The rush to implement agentic AI will also result in insufficient supervision of how agents interact with other systems.

Organisations will struggle to understand what access agents have to their systems and whether they are interacting with customer and sensitive data appropriately.

The use of agents will also mean that people relinquish part of their identity to autonomous AI.

Agents may assume people’s identities, accessing usernames, passwords and tokens to log in to systems for automated convenience.

As a result, cyber-criminals could target the autonomous capabilities of agentic AI, using them to commit cyber-attacks by compromising agent-to-agent communication.

This approach could make agents appear culpable in potential mass exploitation incidents, allowing the true attacker to remain concealed.

The novelty of agentic AI, coupled with a security-as-an-afterthought approach and the upward trajectory of mass adoption, is likely to fuel these risks.

What is one piece of advice you would give organisations and professionals as they head into 2026?

TD: Resilience has long been treated as a nice-to-have within cybersecurity rather than as a fundamental business outcome. That will change next year, as resilience becomes an expectation for business.

Organisations must move towards anti-fragility, which means not only the ability to withstand shocks but also to emerge stronger from them.

They need to formalise post-incident learning and create “after-action” teams tasked with studying what happened, testing new defences and building back better.

The goal next year must be to keep incidents small, respond quickly and learn from each one.

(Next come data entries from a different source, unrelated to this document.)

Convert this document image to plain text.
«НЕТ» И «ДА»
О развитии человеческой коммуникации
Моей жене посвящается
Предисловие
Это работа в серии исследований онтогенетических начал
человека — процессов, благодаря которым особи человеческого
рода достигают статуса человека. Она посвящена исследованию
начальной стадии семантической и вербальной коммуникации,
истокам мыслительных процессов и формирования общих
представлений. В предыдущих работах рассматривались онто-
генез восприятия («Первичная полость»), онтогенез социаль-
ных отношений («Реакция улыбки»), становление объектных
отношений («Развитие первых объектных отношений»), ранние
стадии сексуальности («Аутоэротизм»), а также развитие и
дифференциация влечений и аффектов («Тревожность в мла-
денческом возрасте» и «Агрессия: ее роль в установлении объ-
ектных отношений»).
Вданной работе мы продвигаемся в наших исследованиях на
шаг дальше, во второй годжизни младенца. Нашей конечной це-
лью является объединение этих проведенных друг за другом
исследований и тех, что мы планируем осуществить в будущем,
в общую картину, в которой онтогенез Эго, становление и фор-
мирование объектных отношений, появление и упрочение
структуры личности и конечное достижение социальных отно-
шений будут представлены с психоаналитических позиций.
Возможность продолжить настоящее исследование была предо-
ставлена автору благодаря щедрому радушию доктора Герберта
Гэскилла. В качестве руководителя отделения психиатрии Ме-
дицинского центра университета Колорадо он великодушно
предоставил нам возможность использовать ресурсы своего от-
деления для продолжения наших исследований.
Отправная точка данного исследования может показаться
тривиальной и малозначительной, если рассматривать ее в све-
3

MA: The risks associated with agentic AI make it essential to bring together stakeholders from various sectors to develop comprehensive security standards and create regulatory frameworks that ensure AI systems remain safe and reliable.

Resilience must be built into the planning and deployment of all agents. This includes implementing safe defaults, validating inputs and enforcing restrictive permissions and escalation protocols.

Organisations must also act individually and adopt a containment mindset to mitigate the inherent risks of AI.

This approach ensures that even if attackers exploit AI agents, the impact of such attacks is minimised, allowing organisations to embrace AI’s benefits without compromising security.